L'histoire d'Arno n'est pas unique. De nombreux hommes médiévaux ont trouvé des symptômes indésirables après une visite dans un bordel et se sont engagés dans un comportement sexuel. Parmi les divers miracles médicaux attribués à
Thomas Becket, il y avait la guérison d'Odo de Beaumont, qui a contracté la lèpre immédiatement après avoir rendu visite à une prostituée à la fin du XIIe siècle. Trop de conclusions ont été tirées de la tendance médiévale à interpréter la maladie comme le résultat du péché sexuel. Mais la tendance médiévale à considérer les maladies comme des péchés sexuels ne reposait pas uniquement sur des jugements moraux - elle comprenait également des éléments de la médecine.
Les inquiétudes concernant la transmission de maladies par les prostituées par contact sexuel étaient souvent exprimées de manière très rationnelle. Parfois, par exemple, les autorités locales ont pris des mesures préventives: un ensemble de documents réglementaires de
Southwark du XVe siècle interdisait aux femmes atteintes d'une "maladie brûlante" (peut-être la gonorrhée) d'entrer dans les bordels locaux. De plus, prendre soin des habitants de Southwark était ancré dans la théorie médicale. Le
Salerna Essay on Health, un texte médical du XIIIe siècle, a expliqué comment une femme peut rester indemne après un rapport sexuel avec une personne atteinte de lèpre, après quoi son prochain amant peut attraper cette maladie: la froideur féminine signifie que la semence de lépreux peut rester dans l'utérus d'une femme, et se transforment en fumées putréfactives. Lorsque le pénis d'un homme en bonne santé est entré en contact avec cette vapeur, la chaleur de son corps les a fait absorber par les pores. Dans le contexte des idées médicales de l'époque, les craintes d'Arno concernant sa rencontre avec une prostituée étaient tout à fait justifiées.

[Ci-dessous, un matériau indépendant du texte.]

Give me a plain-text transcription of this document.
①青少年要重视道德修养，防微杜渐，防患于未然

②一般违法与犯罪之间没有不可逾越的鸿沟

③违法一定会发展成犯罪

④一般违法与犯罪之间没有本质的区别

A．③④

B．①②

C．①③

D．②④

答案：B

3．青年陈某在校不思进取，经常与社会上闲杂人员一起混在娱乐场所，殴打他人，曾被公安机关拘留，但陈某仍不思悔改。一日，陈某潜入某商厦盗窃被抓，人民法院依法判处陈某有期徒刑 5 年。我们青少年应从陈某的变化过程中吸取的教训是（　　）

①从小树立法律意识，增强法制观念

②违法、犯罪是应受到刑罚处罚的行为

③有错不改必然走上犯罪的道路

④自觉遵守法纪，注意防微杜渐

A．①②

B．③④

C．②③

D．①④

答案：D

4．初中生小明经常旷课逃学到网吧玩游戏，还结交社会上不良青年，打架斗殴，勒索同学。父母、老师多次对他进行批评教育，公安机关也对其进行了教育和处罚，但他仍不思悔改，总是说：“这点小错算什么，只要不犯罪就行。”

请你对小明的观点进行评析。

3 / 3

Heureusement pour Arno et bien d'autres, il était souvent possible de guérir la lèpre transmise sexuellement. Le médecin anglais du XIVe siècle,
John of Gaddesden, a proposé plusieurs mesures de protection qu'un homme doit prendre après avoir eu des relations sexuelles avec une femme qui, à son avis, souffrait de lèpre. Il doit nettoyer son pénis dès que possible, soit avec sa propre urine, soit avec du vinaigre avec de l'eau. Ensuite, il doit subir une procédure de
saignée et un cours de trois mois, qui comprend le nettoyage des intestins, l'utilisation de diverses pommades et l'utilisation de médicaments.
Si de telles mesures préventives ne fonctionnent pas et que les parties génitales du patient sont enflées, démangeaisons ou couvertes de pustules, il peut avoir besoin de l'un des nombreux médicaments mentionnés dans les traités médicaux et les listes de prescriptions. Le recueil médical du XIIe siècle
Trotula a noté qu'il y a des hommes qui "souffrent d'un gonflement du pénis masculin, de l'apparition de trous et de blessures sous le prépuce". Des cataplasmes ont été recommandés pour ces hommes afin de réduire l'enflure. Ensuite, «nous lavons le col du prépuce ulcéré ou endommagé à l'eau tiède et saupoudrons de résine grecque [colophane] et de poudre de racine de bois séchée, ou de vers et de roses et de racines de
molène et de
bleuet ».
Une telle préparation était sans aucun doute désagréable, mais le traitement chirurgical recommandé par le médecin anglais du XIVe siècle,
John Ardensky , était tout simplement cruel. Dans l'un des cas décrits, «le pénis d'un homme a commencé à gonfler après un rapport sexuel suite à l'ingestion de sa propre semence, à cause de laquelle il a beaucoup souffert de brûlures et de douleurs, car les hommes souffrent de telles blessures». Pour soigner ce malheureux médecin, il a coupé la chair morte avec une lame, puis a appliqué de la chaux vive à cet endroit - et cela, sans aucun doute, un processus extrêmement douloureux, semble avoir donné les résultats souhaités.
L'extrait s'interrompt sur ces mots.